Prepariamoci all’imponderabile. A cominciare dalla riunione della Fed della prossima settimana. La quale ci mostrerà quale potrebbe essere la postura del mercato fino alle elezioni del 5 novembre. Come si fa a tagliare i tassi con un’economia che cresce del doppio su base trimestrale? Si vuole forse mandare il motore fuori giri? Questo se quella crescita fosse basata su fondamentali. Ma è debito. Come l’occupazione è garantita al 99% dal settore pubblico. Tutto impiego federale. Spesa governativa. Non a caso, il debito sale di 1 trilione ogni 100 giorni. Puntuale come morte e tasse. E paradossalmente, c’è quasi da esserne felici. Perché l’unica voce macro reale è data dal warfare. Ovvero, occorre fare guerre permanenti in mezzo mondo, affinché l’industria generi produzione, occupazione e crescita.

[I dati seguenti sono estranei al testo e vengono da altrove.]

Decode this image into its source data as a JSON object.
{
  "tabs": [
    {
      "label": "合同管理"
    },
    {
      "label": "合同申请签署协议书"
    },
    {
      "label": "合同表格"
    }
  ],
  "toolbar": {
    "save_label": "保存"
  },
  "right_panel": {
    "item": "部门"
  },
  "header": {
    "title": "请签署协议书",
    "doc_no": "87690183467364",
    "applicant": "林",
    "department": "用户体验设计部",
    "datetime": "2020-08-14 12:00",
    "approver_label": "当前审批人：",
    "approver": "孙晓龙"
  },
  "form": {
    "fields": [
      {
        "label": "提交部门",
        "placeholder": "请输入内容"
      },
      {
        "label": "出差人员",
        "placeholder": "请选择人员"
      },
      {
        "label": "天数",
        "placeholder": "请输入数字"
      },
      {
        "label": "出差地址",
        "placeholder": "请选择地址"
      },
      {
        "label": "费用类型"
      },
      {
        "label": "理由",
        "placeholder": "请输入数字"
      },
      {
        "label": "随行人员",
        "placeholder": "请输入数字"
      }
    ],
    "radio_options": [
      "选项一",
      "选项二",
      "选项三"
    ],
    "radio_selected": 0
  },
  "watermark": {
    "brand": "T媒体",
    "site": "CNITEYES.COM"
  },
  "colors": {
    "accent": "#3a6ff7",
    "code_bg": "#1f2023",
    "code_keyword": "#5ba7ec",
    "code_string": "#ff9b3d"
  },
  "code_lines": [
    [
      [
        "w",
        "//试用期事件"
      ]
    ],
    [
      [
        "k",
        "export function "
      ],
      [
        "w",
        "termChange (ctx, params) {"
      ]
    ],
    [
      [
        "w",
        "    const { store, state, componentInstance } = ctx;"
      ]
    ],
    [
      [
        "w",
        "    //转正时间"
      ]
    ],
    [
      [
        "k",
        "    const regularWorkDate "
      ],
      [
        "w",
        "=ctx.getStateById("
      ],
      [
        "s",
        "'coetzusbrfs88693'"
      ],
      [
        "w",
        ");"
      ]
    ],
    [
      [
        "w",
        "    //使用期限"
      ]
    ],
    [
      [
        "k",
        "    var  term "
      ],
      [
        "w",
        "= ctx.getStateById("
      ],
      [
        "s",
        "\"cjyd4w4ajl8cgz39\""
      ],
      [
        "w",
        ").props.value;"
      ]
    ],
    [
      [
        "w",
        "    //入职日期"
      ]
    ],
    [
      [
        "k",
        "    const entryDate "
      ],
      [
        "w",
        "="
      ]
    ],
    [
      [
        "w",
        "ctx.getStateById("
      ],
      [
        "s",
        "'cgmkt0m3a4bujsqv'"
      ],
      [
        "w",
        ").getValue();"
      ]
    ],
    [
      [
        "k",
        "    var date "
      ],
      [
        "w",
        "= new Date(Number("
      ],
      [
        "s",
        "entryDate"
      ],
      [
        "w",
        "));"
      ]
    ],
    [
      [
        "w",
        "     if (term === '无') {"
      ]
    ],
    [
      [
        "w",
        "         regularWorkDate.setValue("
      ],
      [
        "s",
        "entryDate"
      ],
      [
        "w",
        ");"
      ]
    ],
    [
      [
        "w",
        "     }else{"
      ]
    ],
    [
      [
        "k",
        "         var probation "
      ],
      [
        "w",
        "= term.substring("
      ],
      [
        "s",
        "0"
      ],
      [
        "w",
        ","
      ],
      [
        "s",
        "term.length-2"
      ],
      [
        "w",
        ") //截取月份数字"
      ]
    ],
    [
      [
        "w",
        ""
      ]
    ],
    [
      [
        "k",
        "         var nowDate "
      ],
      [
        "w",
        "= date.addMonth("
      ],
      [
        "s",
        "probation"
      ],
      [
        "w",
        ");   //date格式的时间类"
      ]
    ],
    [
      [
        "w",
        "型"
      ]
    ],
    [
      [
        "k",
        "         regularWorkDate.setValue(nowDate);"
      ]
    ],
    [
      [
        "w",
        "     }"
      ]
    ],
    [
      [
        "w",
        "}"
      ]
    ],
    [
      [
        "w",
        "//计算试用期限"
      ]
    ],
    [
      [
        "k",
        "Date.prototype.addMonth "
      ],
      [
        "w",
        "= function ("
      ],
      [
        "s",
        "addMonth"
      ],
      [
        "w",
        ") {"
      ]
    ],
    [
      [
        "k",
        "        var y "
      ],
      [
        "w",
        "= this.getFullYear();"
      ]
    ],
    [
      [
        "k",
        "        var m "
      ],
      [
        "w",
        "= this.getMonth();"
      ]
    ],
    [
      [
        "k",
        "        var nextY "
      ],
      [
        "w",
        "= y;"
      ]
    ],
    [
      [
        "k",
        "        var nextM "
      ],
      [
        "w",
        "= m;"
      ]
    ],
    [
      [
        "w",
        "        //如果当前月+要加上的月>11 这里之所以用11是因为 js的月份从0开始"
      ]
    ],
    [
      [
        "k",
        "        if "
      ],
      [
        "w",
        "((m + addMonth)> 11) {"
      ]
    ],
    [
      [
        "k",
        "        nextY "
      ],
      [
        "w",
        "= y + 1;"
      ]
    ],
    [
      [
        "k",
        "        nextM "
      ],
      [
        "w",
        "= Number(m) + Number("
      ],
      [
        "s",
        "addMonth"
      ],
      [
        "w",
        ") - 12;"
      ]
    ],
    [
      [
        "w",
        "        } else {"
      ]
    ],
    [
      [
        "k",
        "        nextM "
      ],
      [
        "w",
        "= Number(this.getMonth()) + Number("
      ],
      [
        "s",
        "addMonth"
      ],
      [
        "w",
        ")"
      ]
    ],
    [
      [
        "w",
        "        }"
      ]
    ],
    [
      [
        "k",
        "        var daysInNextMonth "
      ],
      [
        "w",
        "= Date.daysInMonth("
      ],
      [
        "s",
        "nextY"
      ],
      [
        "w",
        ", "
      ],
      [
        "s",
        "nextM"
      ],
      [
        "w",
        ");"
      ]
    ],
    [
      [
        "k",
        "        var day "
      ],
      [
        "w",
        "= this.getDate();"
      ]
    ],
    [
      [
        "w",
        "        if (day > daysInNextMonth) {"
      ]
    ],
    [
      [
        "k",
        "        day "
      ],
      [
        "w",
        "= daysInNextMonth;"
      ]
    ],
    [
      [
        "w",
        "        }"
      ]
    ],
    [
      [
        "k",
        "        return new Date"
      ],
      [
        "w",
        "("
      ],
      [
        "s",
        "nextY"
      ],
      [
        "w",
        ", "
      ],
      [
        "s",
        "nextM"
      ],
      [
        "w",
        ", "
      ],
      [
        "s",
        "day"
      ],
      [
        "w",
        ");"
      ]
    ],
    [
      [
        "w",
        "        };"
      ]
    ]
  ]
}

Che si fa, andiamo avanti con questa recita da Dottor Stranamore fino al 5 novembre? Non a caso, quando il Premier israeliano in visita ha palesemente invocato una guerra contro l’Iran, il Congresso si è spellato le mani. Ecco il modello americano. Donald Trump difficilmente potrà discostarsi troppo da questo trend. Perché significherebbe inimicarsi Wall Street. In compenso, dazi e guerra commerciale a garantire il cuscinetto del protezionismo al poco di strutturalmente macro che esiste nei fondamentali dell’economia Usa. Quella che vede Ford presentare conti tali da spingerla a -18,1% in Borsa. Mentre l’economia nel suo complesso cresce del 2,8% nel trimestre. Senza alcun sottostante.

Attenzione al modello cui aspiriamo e a cui ci ispiriamo. Perché potremmo ritrovarcelo in casa come unica opzione, quasi nottetempo. Dopodiché, tornare indietro sarà impossibile. E quando un maestro del dietro le quinte come Matteo Renzi apre all’ammucchiata alla francese, dichiarando superato il tabù del voto anticipato, significa che la macchina dei salotti e dei poteri si è messa in moto. A livello globale. Date un’occhiata alle ultime mosse registrate nel comparto industriale di questo Paese, alle ultime operazioni. Solo della settimana appena conclusa. Basta una rassegna stampa molto risicata. Sono due i nomi che spiccano. Dopodiché, godetevi un altro 1992 travestito da nuova resistenza contro il fascismo sovranista. Tanto la ricetta è indebitarsi e votarsi al Dio delle Banche centrali. Anzi, scomodando in maniera un po’ blasfema Friedrich Nietzsche, ai gelidi mostri del monetarismo.